Dès les premières minutes de jeu, Chained Echoes impressionne avec son folklore touffu ainsi que son contexte diplomatique complexe. Chaque nation vient avec son passé, sa vie politique tortueuse et sa société dans laquelle les angoisses collectives et les ambitions individuelles s’entrechoquent. Le titre de Matthias Linda met en scène tellement de belligérants différents, que l’on ne peut s’empêcher de penser à la richesse d’un certain Trône de Fer, l’œuvre littéraire inachevée du fameux George Martin. À tel point que l’on regrette l’absence d’un codex, que l’on aurait pu consulter pour se rappeler les motivations des nombreux acteurs qui interviennent à un moment ou un autre de l’aventure.

le dessous des cartes

Sans surprise, les protagonistes — qu’ils s’avèrent jouables ou non — se montrent foisonnants, et mis en valeur par une écriture minutieuse. On sent dans ce Chained Echoes un véritable goût pour la belle phrase et la réplique percutante, avec ce souci d’orchestrer des dialogues dynamiques et prenants. Si Glenn — notre talentueux pilote de mécha — s’érige rapidement comme le principal personnage de nos péripéties, tous les autres héros auront voix au chapitre, à l’instar d’un certain Final Fantasy 6. Les relations se nouent et se dénouent, les enjeux s’assombrissent progressivement, et le tout donne lieu à une épopée mature, voire par endroits très sinistre, qui s’émancipe d’un manichéisme facile.

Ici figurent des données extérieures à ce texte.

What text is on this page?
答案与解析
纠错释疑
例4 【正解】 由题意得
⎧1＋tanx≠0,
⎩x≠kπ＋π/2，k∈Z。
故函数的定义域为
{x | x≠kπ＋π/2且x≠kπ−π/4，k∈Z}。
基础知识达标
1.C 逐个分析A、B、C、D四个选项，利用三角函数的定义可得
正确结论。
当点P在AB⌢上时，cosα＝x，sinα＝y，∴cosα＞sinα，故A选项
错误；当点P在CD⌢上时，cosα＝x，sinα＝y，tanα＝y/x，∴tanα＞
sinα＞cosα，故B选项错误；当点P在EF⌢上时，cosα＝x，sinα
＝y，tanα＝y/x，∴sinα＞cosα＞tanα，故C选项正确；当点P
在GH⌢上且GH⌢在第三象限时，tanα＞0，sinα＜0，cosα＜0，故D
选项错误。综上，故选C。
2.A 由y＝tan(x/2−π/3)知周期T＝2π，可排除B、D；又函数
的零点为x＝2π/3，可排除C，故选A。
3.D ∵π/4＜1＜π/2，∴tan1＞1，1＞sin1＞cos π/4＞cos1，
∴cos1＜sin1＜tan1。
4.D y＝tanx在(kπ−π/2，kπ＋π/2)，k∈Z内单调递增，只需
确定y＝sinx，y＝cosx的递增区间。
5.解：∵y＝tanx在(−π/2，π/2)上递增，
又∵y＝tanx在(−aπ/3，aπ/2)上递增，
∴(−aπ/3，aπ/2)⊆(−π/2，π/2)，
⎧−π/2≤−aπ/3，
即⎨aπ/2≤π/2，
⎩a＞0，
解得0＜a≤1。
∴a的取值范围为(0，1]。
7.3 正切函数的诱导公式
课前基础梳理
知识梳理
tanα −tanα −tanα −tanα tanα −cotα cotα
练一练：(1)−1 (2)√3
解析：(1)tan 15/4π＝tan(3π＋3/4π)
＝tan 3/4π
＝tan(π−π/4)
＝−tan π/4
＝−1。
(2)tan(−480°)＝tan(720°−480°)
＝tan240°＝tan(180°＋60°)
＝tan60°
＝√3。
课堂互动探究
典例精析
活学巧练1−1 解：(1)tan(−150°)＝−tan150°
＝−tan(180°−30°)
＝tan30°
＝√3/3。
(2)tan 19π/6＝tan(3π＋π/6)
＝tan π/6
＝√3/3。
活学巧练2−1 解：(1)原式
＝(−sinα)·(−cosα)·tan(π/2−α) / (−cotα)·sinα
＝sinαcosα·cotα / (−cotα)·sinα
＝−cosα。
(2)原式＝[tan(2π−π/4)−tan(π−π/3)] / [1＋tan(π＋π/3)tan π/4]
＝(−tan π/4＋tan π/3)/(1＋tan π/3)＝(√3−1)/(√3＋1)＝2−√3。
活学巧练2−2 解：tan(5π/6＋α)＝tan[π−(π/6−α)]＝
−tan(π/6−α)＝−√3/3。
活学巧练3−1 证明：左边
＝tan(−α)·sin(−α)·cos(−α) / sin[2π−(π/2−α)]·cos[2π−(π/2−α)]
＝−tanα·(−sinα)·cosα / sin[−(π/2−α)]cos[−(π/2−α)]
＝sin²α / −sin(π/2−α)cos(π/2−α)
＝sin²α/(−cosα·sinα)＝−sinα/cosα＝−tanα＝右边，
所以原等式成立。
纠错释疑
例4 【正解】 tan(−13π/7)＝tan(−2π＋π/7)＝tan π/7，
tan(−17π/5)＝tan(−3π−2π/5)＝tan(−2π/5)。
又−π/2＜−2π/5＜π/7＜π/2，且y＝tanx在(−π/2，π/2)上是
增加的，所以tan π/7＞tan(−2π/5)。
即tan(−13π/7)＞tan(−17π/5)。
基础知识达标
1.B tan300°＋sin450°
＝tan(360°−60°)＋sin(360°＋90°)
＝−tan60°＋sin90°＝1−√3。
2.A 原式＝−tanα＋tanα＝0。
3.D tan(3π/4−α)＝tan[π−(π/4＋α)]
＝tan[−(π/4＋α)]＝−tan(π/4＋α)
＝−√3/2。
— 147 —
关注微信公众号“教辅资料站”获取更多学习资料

Bien qu’efficace, la narration déployée par Matthias Linda ne se montre pas épargnée de quelques maladresses. En effet, à force de vouloir rendre haletante son aventure, Chained Echoes se perd dans un schéma révélation-trahison répété ad nauseam, qui finit par ne plus surprendre. Un écueil que l’on peut retrouver dans le nombre d’acteurs, tellement élevé qu’il est compliqué d’offrir à chacun d’entre-eux la même consistance, la même finesse. D’autant que, comme nous l’évoquions précédemment, le titre allemand est animé par cette volonté de placer équitablement tout le casting sous le feu des projecteurs. Une intention louable mais qui exige une qualité d’écriture forte pour tenir sur la durée. Ici, il arrive que nos héros s’abandonnent à quelques bafouilles creuses et sans saveur, car ils doivent coûte que coûte intervenir dans chaque saynète. Ne nous y trompons pas, l’histoire de Chained Echoes reste très agréable à suivre et bien plus développée que dans d’autres jeux d’un genre identique, mais Matthias Linda aurait pu encore plus aiguiser son récit en privilégiant la qualité à la quantité.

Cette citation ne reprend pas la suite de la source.